But first, I must invoke that wonderful acronym of amateurism IANAL.I am not a legal expert at all, no matter how smart I sound. This is OK because I am much less concerned with how the law does work, than with how the law should work. I think of the law as “applied moral philosophy”, which means that I can ignore lots of the legal issues especially when it is stooopid. When you think the law in a given area is stoopid, like our copyright law, (at least Colbert knows) then you respond with licenses that make some kind of sense, like the GPL or Creative Commons. I am not really an expert in these licenses either, but I am shocked at how often legal experts totally trash the concepts that our community was trying to protect when we wrote these licenses.
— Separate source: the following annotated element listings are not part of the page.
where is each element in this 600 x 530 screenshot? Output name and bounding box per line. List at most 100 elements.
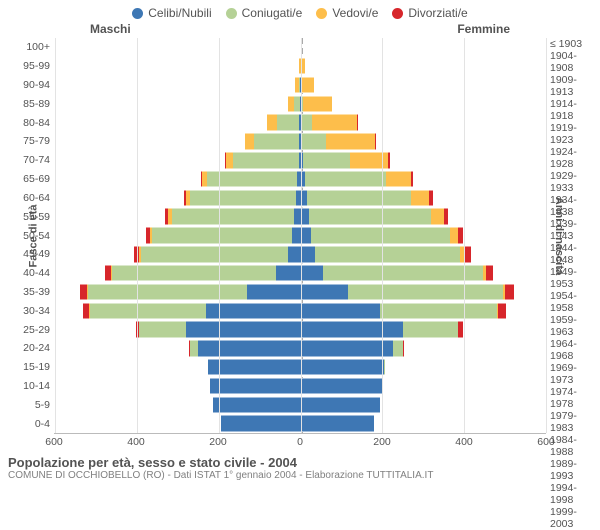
- x-tick-label: 400: [455, 436, 473, 448]
- segment: [450, 227, 458, 244]
- segment: [431, 208, 443, 225]
- female-half: [301, 170, 547, 189]
- gridline: [137, 38, 138, 433]
- segment: [312, 114, 357, 131]
- age-label: 15-19: [0, 358, 50, 377]
- bar: [55, 39, 301, 56]
- segment: [458, 321, 462, 338]
- age-label: 50-54: [0, 226, 50, 245]
- segment: [301, 284, 348, 301]
- female-half: [301, 358, 547, 377]
- x-tick-label: 600: [45, 436, 63, 448]
- segment: [292, 227, 301, 244]
- age-label: 25-29: [0, 320, 50, 339]
- legend-item-3: Divorziati/e: [392, 6, 467, 20]
- header-female: Femmine: [457, 22, 510, 36]
- segment: [307, 190, 411, 207]
- gridline: [301, 38, 302, 433]
- segment: [267, 114, 277, 131]
- birth-label: 1984-1988: [550, 434, 600, 458]
- male-half: [55, 320, 301, 339]
- segment: [505, 284, 514, 301]
- age-label: 45-49: [0, 245, 50, 264]
- male-half: [55, 245, 301, 264]
- bar: [55, 190, 301, 207]
- bar: [301, 378, 547, 395]
- age-label: 55-59: [0, 207, 50, 226]
- segment: [458, 227, 463, 244]
- bar: [55, 227, 301, 244]
- segment: [403, 340, 404, 357]
- legend-swatch: [392, 8, 403, 19]
- header-male: Maschi: [90, 22, 131, 36]
- x-tick-label: 600: [537, 436, 555, 448]
- male-half: [55, 38, 301, 57]
- bar: [55, 378, 301, 395]
- birth-label: ≤ 1903: [550, 38, 600, 50]
- x-tick-label: 400: [127, 436, 145, 448]
- bar: [55, 415, 301, 432]
- age-label: 20-24: [0, 339, 50, 358]
- bar: [55, 284, 301, 301]
- bar: [301, 96, 547, 113]
- birth-label: 1999-2003: [550, 506, 600, 530]
- segment: [90, 303, 207, 320]
- birth-label: 1974-1978: [550, 386, 600, 410]
- segment: [213, 397, 301, 414]
- male-half: [55, 94, 301, 113]
- segment: [375, 133, 376, 150]
- age-label: 60-64: [0, 189, 50, 208]
- age-label: 5-9: [0, 395, 50, 414]
- segment: [152, 227, 291, 244]
- female-half: [301, 301, 547, 320]
- segment: [141, 246, 288, 263]
- female-half: [301, 320, 547, 339]
- female-half: [301, 339, 547, 358]
- population-pyramid-chart: Celibi/NubiliConiugati/eVedovi/eDivorzia…: [0, 0, 600, 500]
- segment: [311, 227, 450, 244]
- bar: [301, 303, 547, 320]
- male-half: [55, 132, 301, 151]
- legend-swatch: [226, 8, 237, 19]
- segment: [348, 284, 503, 301]
- segment: [380, 303, 497, 320]
- segment: [309, 208, 432, 225]
- birth-label: 1929-1933: [550, 170, 600, 194]
- segment: [190, 190, 296, 207]
- bar: [55, 246, 301, 263]
- bar: [301, 58, 547, 75]
- segment: [301, 359, 385, 376]
- bar: [301, 152, 547, 169]
- bar: [301, 133, 547, 150]
- age-label: 100+: [0, 38, 50, 57]
- age-label: 65-69: [0, 170, 50, 189]
- bar: [55, 171, 301, 188]
- y-right-title: Anni di nascita: [553, 196, 565, 274]
- birth-label: 1979-1983: [550, 410, 600, 434]
- footer: Popolazione per età, sesso e stato civil…: [0, 451, 600, 481]
- segment: [88, 284, 248, 301]
- segment: [323, 265, 483, 282]
- segment: [386, 171, 411, 188]
- bar: [55, 303, 301, 320]
- segment: [221, 415, 301, 432]
- bar: [301, 246, 547, 263]
- bar: [55, 77, 301, 94]
- male-half: [55, 226, 301, 245]
- segment: [208, 359, 300, 376]
- segment: [276, 265, 301, 282]
- bar: [55, 321, 301, 338]
- bar: [301, 265, 547, 282]
- legend-label: Divorziati/e: [408, 6, 467, 20]
- legend-label: Vedovi/e: [332, 6, 378, 20]
- birth-label: 1954-1958: [550, 290, 600, 314]
- age-label: 0-4: [0, 414, 50, 433]
- age-label: 30-34: [0, 301, 50, 320]
- female-half: [301, 38, 547, 57]
- segment: [301, 246, 315, 263]
- segment: [303, 96, 332, 113]
- segment: [301, 321, 403, 338]
- segment: [190, 340, 198, 357]
- segment: [486, 265, 493, 282]
- male-half: [55, 395, 301, 414]
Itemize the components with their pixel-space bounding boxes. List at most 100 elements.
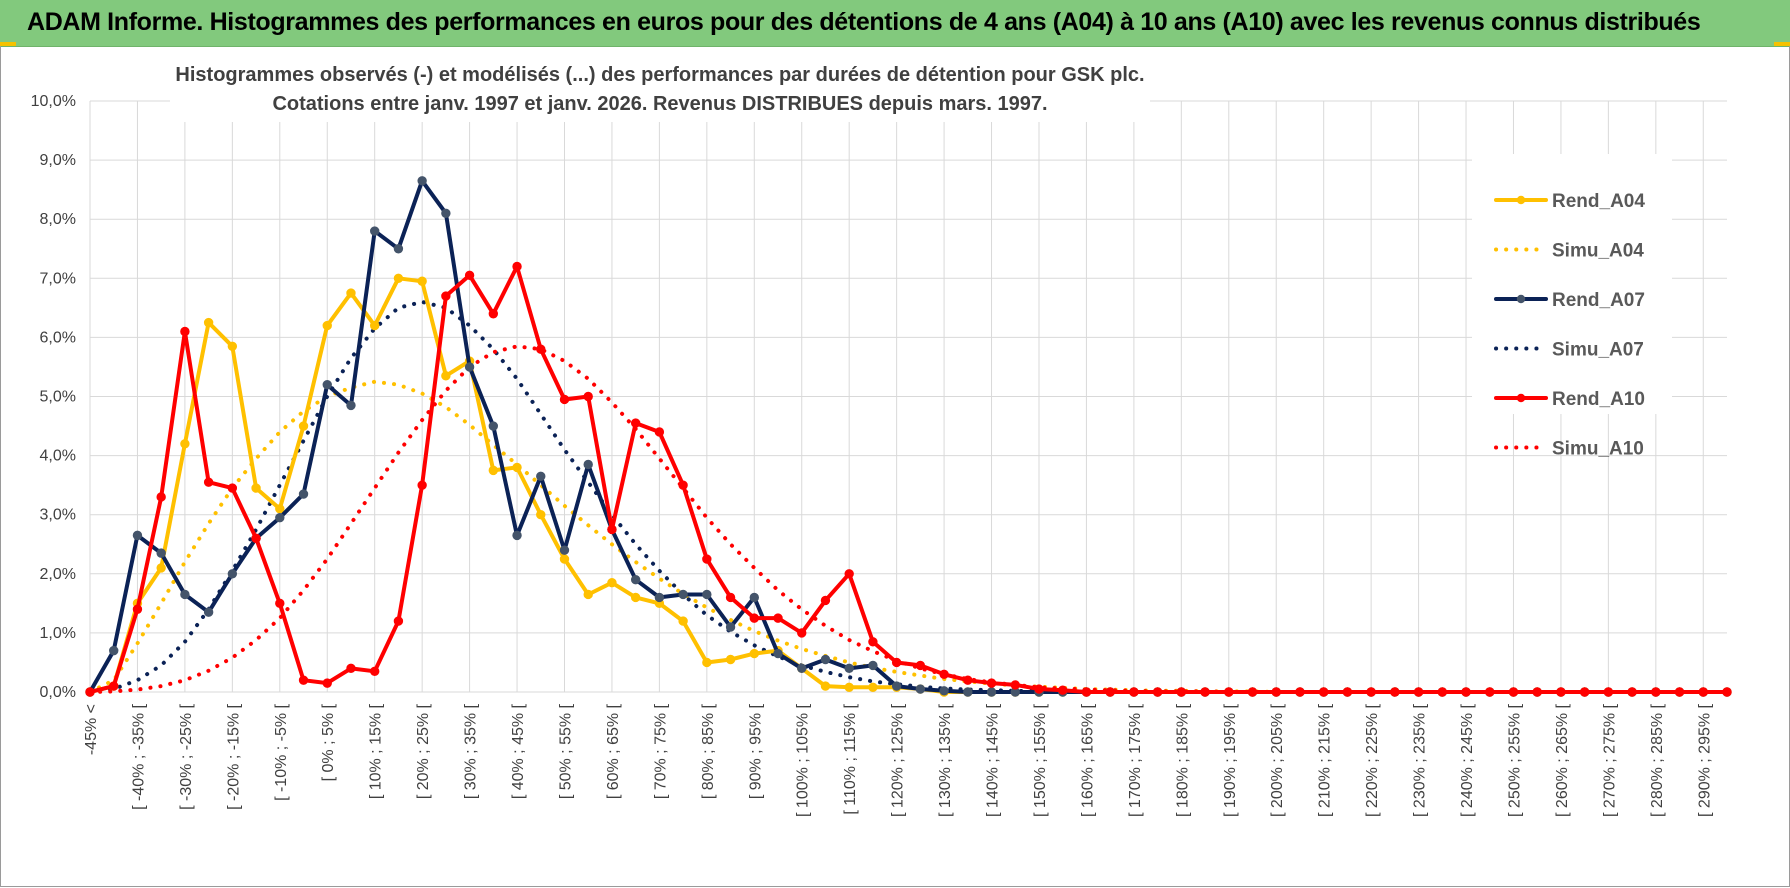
x-tick-label: [ 90% ; 95% [ [747, 703, 764, 799]
data-point-rend-a10 [298, 675, 309, 685]
x-tick-label: [ 70% ; 75% [ [652, 703, 669, 799]
data-point-rend-a10 [393, 616, 404, 626]
data-point-rend-a07 [109, 645, 119, 656]
data-point-rend-a10 [844, 569, 854, 579]
chart-title-line-2: Cotations entre janv. 1997 et janv. 2026… [272, 93, 1047, 115]
x-tick-label: [ 180% ; 185% [ [1174, 703, 1191, 817]
data-point-rend-a04 [488, 465, 499, 476]
data-point-rend-a04 [227, 341, 238, 351]
data-point-rend-a04 [251, 483, 261, 493]
series-line-rend-a10 [88, 264, 1729, 694]
data-point-rend-a04 [559, 554, 570, 564]
data-point-rend-a07 [820, 654, 831, 665]
data-point-rend-a04 [203, 317, 214, 328]
x-tick-label: [ 30% ; 35% [ [463, 703, 480, 799]
gridlines [89, 100, 1727, 693]
data-point-rend-a10 [1651, 687, 1661, 697]
legend-label-rend-a04: Rend_A04 [1552, 191, 1645, 212]
x-tick-label: [ 250% ; 255% [ [1506, 703, 1523, 817]
y-tick-label: 8,0% [40, 211, 76, 228]
legend-label-simu-a07: Simu_A07 [1552, 340, 1644, 361]
data-point-rend-a04 [369, 320, 380, 331]
data-point-rend-a04 [678, 616, 688, 626]
data-point-rend-a07 [180, 589, 190, 600]
data-point-rend-a10 [678, 480, 688, 490]
x-tick-label: [ 60% ; 65% [ [605, 703, 622, 799]
data-point-rend-a10 [1437, 687, 1448, 697]
data-point-rend-a07 [986, 687, 997, 697]
data-point-rend-a10 [441, 291, 451, 301]
data-point-rend-a10 [1318, 687, 1329, 697]
y-tick-label: 9,0% [40, 152, 76, 169]
data-point-rend-a10 [1010, 680, 1020, 690]
x-tick-label: [ -10% ; -5% [ [273, 703, 290, 800]
y-tick-label: 6,0% [40, 329, 76, 346]
data-point-rend-a10 [749, 613, 759, 623]
x-tick-label: [ 230% ; 235% [ [1412, 703, 1429, 817]
x-tick-label: [ 270% ; 275% [ [1601, 703, 1618, 817]
x-tick-label: [ 80% ; 85% [ [700, 703, 717, 799]
data-point-rend-a10 [227, 483, 238, 493]
y-tick-label: 1,0% [40, 625, 76, 642]
data-point-rend-a07 [630, 575, 641, 585]
data-point-rend-a07 [227, 569, 238, 579]
legend-label-simu-a04: Simu_A04 [1552, 241, 1644, 262]
data-point-rend-a10 [1532, 687, 1542, 697]
legend: Rend_A04 Simu_A04 Rend_A07 Simu_A07 Rend_A10… [1472, 154, 1672, 460]
data-point-rend-a10 [109, 681, 119, 691]
x-tick-label: [ 240% ; 245% [ [1459, 703, 1476, 817]
data-point-rend-a07 [939, 686, 949, 696]
data-point-rend-a10 [1105, 687, 1115, 697]
data-point-rend-a10 [583, 391, 593, 402]
data-point-rend-a04 [298, 421, 309, 431]
data-point-rend-a04 [275, 504, 285, 514]
data-point-rend-a04 [868, 682, 878, 692]
data-point-rend-a10 [939, 669, 949, 679]
data-point-rend-a10 [1627, 687, 1637, 697]
data-point-rend-a07 [915, 684, 926, 694]
data-point-rend-a10 [203, 477, 214, 487]
data-point-rend-a10 [607, 524, 617, 535]
legend-marker-rend-a04 [1516, 195, 1526, 205]
legend-marker-rend-a07 [1516, 294, 1526, 304]
x-axis-tick-labels: -45% < [ -40% ; -35% [[ -30% ; -25% [[ -2… [83, 703, 1713, 817]
data-point-rend-a07 [132, 530, 143, 541]
data-point-rend-a10 [1366, 687, 1376, 697]
data-point-rend-a10 [1224, 687, 1234, 697]
y-tick-label: 2,0% [40, 566, 76, 583]
legend-label-simu-a10: Simu_A10 [1552, 439, 1644, 460]
x-tick-label: [ 280% ; 285% [ [1649, 703, 1666, 817]
data-point-rend-a10 [1129, 687, 1139, 697]
x-tick-label: [ 100% ; 105% [ [795, 703, 812, 817]
data-point-rend-a04 [583, 589, 593, 600]
x-tick-label: [ 220% ; 225% [ [1364, 703, 1381, 817]
legend-label-rend-a07: Rend_A07 [1552, 290, 1645, 311]
data-point-rend-a07 [203, 607, 214, 617]
data-point-rend-a10 [773, 613, 783, 623]
data-point-rend-a07 [702, 589, 712, 600]
data-point-rend-a10 [1674, 687, 1685, 697]
legend-label-rend-a10: Rend_A10 [1552, 389, 1645, 410]
data-point-rend-a07 [868, 660, 878, 671]
data-point-rend-a04 [725, 654, 736, 665]
report-title: ADAM Informe. Histogrammes des performan… [27, 8, 1701, 36]
data-point-rend-a07 [275, 512, 285, 523]
x-tick-label: [ 290% ; 295% [ [1696, 703, 1713, 817]
data-point-rend-a10 [1603, 687, 1614, 697]
data-point-rend-a10 [797, 628, 807, 638]
x-tick-label: [ 130% ; 135% [ [937, 703, 954, 817]
data-point-rend-a07 [749, 592, 759, 603]
data-point-rend-a07 [488, 421, 499, 431]
data-point-rend-a04 [749, 648, 759, 659]
x-tick-label: [ 0% ; 5% [ [320, 703, 337, 781]
y-axis-tick-labels: 0,0% 1,0% 2,0% 3,0% 4,0% 5,0% 6,0% 7,0% 8,0% 9,0%… [31, 93, 76, 701]
data-point-rend-a07 [844, 663, 854, 674]
x-tick-label: [ -40% ; -35% [ [130, 703, 147, 809]
data-point-rend-a07 [464, 362, 475, 372]
data-point-rend-a10 [654, 427, 665, 437]
data-point-rend-a07 [963, 687, 973, 697]
data-point-rend-a07 [322, 379, 332, 390]
data-series [85, 176, 1732, 697]
data-point-rend-a10 [1413, 687, 1424, 697]
data-point-rend-a10 [963, 675, 973, 685]
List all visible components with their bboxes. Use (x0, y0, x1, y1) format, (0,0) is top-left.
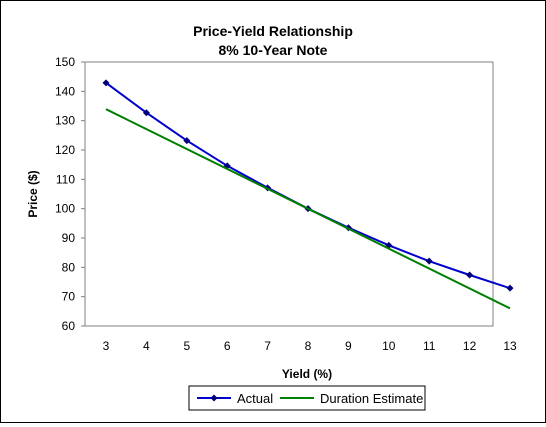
y-tick-label: 100 (55, 202, 75, 216)
series-line-duration-estimate (105, 108, 511, 310)
legend-label-duration-estimate: Duration Estimate (320, 391, 423, 406)
x-tick-label: 13 (503, 339, 517, 353)
y-tick-label: 70 (62, 290, 76, 304)
data-point-actual (425, 257, 433, 265)
plot-area (84, 61, 494, 327)
series-layer (102, 79, 514, 310)
y-tick-label: 90 (62, 231, 76, 245)
legend: Actual Duration Estimate (188, 385, 426, 411)
y-tick-label: 80 (62, 260, 76, 274)
x-tick-label: 11 (423, 339, 436, 353)
y-axis-title: Price ($) (26, 170, 40, 217)
legend-actual-marker (210, 394, 218, 402)
x-tick-label: 7 (264, 339, 271, 353)
y-tick-label: 60 (62, 319, 76, 333)
data-point-actual (466, 271, 474, 279)
x-tick-label: 10 (382, 339, 396, 353)
x-tick-label: 5 (183, 339, 190, 353)
y-tick-label: 140 (55, 84, 75, 98)
x-tick-label: 4 (143, 339, 150, 353)
x-tick-label: 8 (305, 339, 312, 353)
data-point-actual (506, 284, 514, 292)
x-tick-label: 6 (224, 339, 231, 353)
x-tick-label: 12 (463, 339, 477, 353)
y-tick-label: 120 (55, 143, 75, 157)
y-axis: 60 70 80 90 100 110 120 130 140 150 (55, 55, 86, 333)
x-tick-label: 3 (103, 339, 110, 353)
legend-label-actual: Actual (237, 391, 273, 406)
y-tick-label: 130 (55, 114, 75, 128)
x-axis: 3 4 5 6 7 8 9 10 11 12 13 (85, 325, 517, 353)
data-point-actual (102, 79, 110, 87)
chart-title-line-1: Price-Yield Relationship (193, 23, 353, 39)
chart-title-line-2: 8% 10-Year Note (219, 42, 328, 58)
data-point-actual (142, 109, 150, 117)
data-point-actual (183, 137, 191, 145)
x-axis-title: Yield (%) (282, 367, 332, 381)
y-tick-label: 150 (55, 55, 75, 69)
x-tick-label: 9 (345, 339, 352, 353)
y-tick-label: 110 (56, 172, 75, 186)
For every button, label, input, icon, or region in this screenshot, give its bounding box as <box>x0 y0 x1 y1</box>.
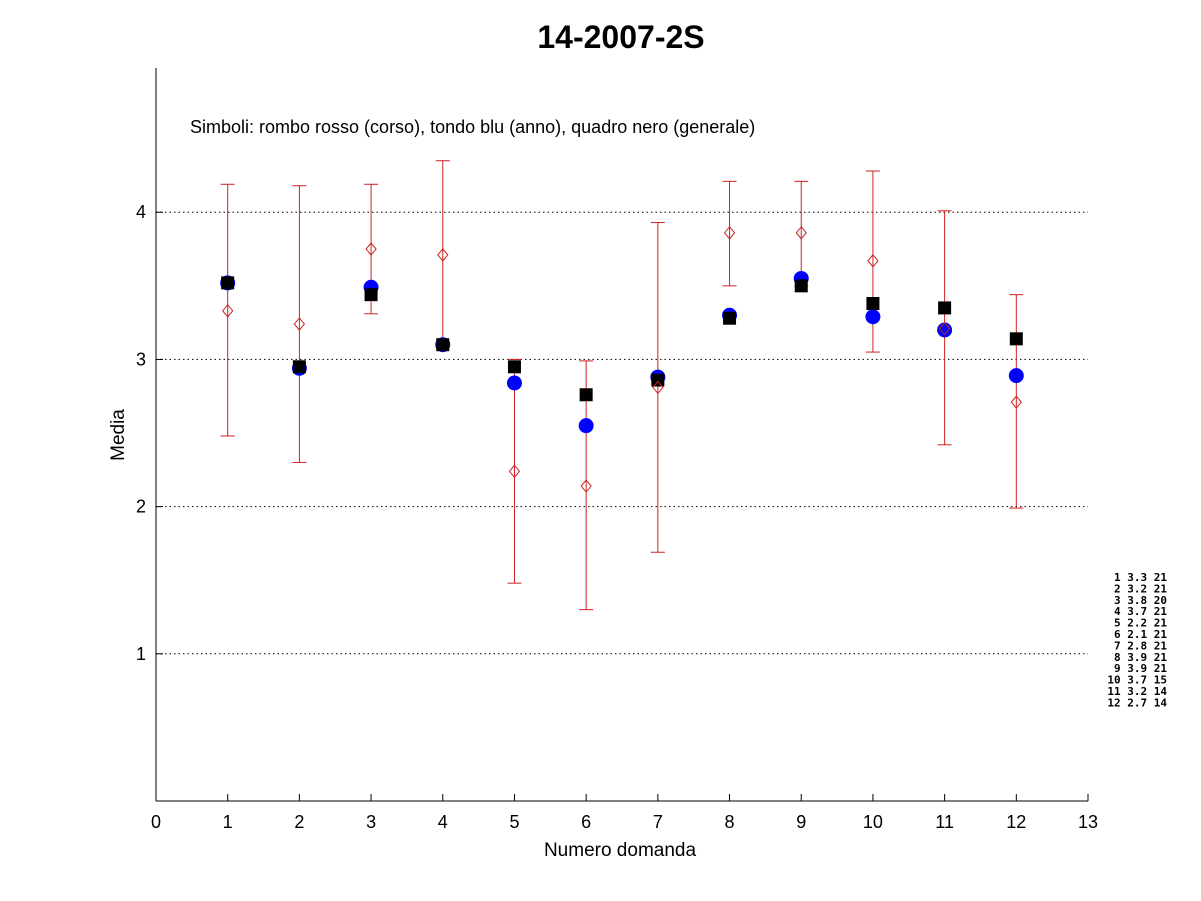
y-ticks: 1 2 3 4 <box>136 202 163 664</box>
y-tick-label: 3 <box>136 349 146 369</box>
side-table-row: 1 3.3 21 <box>1114 571 1167 584</box>
red-diamond-point <box>508 464 521 479</box>
red-diamond-point <box>652 380 664 395</box>
black-square-point <box>866 297 880 311</box>
x-tick-label: 10 <box>863 812 883 832</box>
error-bars <box>220 160 1024 611</box>
x-ticks: 0 1 2 3 4 5 6 7 8 9 10 11 12 13 <box>151 794 1098 832</box>
side-table-row: 3 3.8 20 <box>1114 594 1167 607</box>
x-tick-label: 7 <box>653 812 663 832</box>
red-diamond-point <box>580 479 592 493</box>
x-tick-label: 0 <box>151 812 161 832</box>
side-table-row: 4 3.7 21 <box>1114 605 1167 618</box>
black-square-point <box>938 301 952 315</box>
x-tick-label: 11 <box>935 812 954 832</box>
grid-lines <box>156 211 1088 655</box>
side-table-row: 7 2.8 21 <box>1114 639 1167 652</box>
chart-title: 14-2007-2S <box>537 19 704 55</box>
blue-circle-point <box>1008 368 1024 384</box>
side-table-row: 5 2.2 21 <box>1114 617 1167 630</box>
red-diamond-point <box>723 226 736 240</box>
side-table-row: 2 3.2 21 <box>1114 582 1167 595</box>
side-table-row: 6 2.1 21 <box>1114 628 1167 641</box>
side-table-row: 9 3.9 21 <box>1114 662 1167 675</box>
black-square-point <box>364 288 378 302</box>
red-diamond-point <box>867 254 879 268</box>
black-square-point <box>507 360 521 374</box>
black-square-point <box>436 338 450 352</box>
red-diamond-point <box>365 242 377 256</box>
blue-circle-point <box>865 309 881 325</box>
y-tick-label: 1 <box>136 644 146 664</box>
black-square-point <box>221 276 235 290</box>
side-table-row: 11 3.2 14 <box>1107 685 1167 698</box>
side-table-row: 12 2.7 14 <box>1107 696 1167 709</box>
data-marks <box>220 226 1024 493</box>
x-tick-label: 2 <box>294 812 304 832</box>
x-tick-label: 1 <box>223 812 233 832</box>
black-square-point <box>579 388 593 402</box>
x-tick-label: 4 <box>438 812 448 832</box>
symbol-legend-note: Simboli: rombo rosso (corso), tondo blu … <box>190 117 755 137</box>
y-tick-label: 4 <box>136 202 146 222</box>
y-tick-label: 2 <box>136 497 146 517</box>
x-tick-label: 9 <box>796 812 806 832</box>
y-axis-label: Media <box>108 409 129 461</box>
black-square-point <box>292 360 306 374</box>
x-tick-label: 3 <box>366 812 376 832</box>
red-diamond-point <box>1010 395 1022 409</box>
x-tick-label: 13 <box>1078 812 1098 832</box>
side-table: 1 3.3 212 3.2 213 3.8 204 3.7 215 2.2 21… <box>1107 571 1167 709</box>
blue-circle-point <box>578 418 594 434</box>
axes <box>155 68 1088 802</box>
red-diamond-point <box>222 304 234 318</box>
black-square-point <box>794 279 808 293</box>
x-tick-label: 5 <box>509 812 519 832</box>
red-diamond-point <box>938 321 951 336</box>
black-square-point <box>723 311 737 325</box>
red-diamond-point <box>437 248 449 262</box>
blue-circle-point <box>506 375 522 391</box>
x-tick-label: 8 <box>725 812 735 832</box>
black-square-point <box>1009 332 1023 346</box>
side-table-row: 8 3.9 21 <box>1114 651 1167 664</box>
x-tick-label: 6 <box>581 812 591 832</box>
red-diamond-point <box>293 317 306 331</box>
red-diamond-point <box>795 226 807 240</box>
black-square-point <box>651 373 665 387</box>
x-tick-label: 12 <box>1006 812 1026 832</box>
side-table-row: 10 3.7 15 <box>1107 674 1167 687</box>
x-axis-label: Numero domanda <box>544 840 697 861</box>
For instance I have heard file-sharing compared to Creative Commons and Open Source as similarly respectful of copyright.
I care about Free and Open Source licenses in Healthcare IT. I also care about user agreements and PHR privacy statements. So lets dive right in.
First when everyone else was in an uproar about Google Health and Healthvault not being covered by HIPAA, I came to their defence. PHR systems should not be covered by HIPAA and that is a good thing.
I wrote an article on the difficulty of designing software around healthcare privacy laws.
I have written a pretty snarky little post on the definitions of the terms PHR/EHR/EMR, do not have much to say about that except that these terms are still abused by people who sell stuff. Its much more important to consider a feature set in when defining a term like EHR.
As I prepare for this lecture I wish I had written more on the “Robots attack” problem, where average people have unreasonable fears about technology, but I have talked some about how we focus on the wrong class of problems, with regards to security threats.
I have not yet talked much about the evils of health IT patents. But I should.
So hopefully, talking a look at all of this I should be able to come up with a good talk.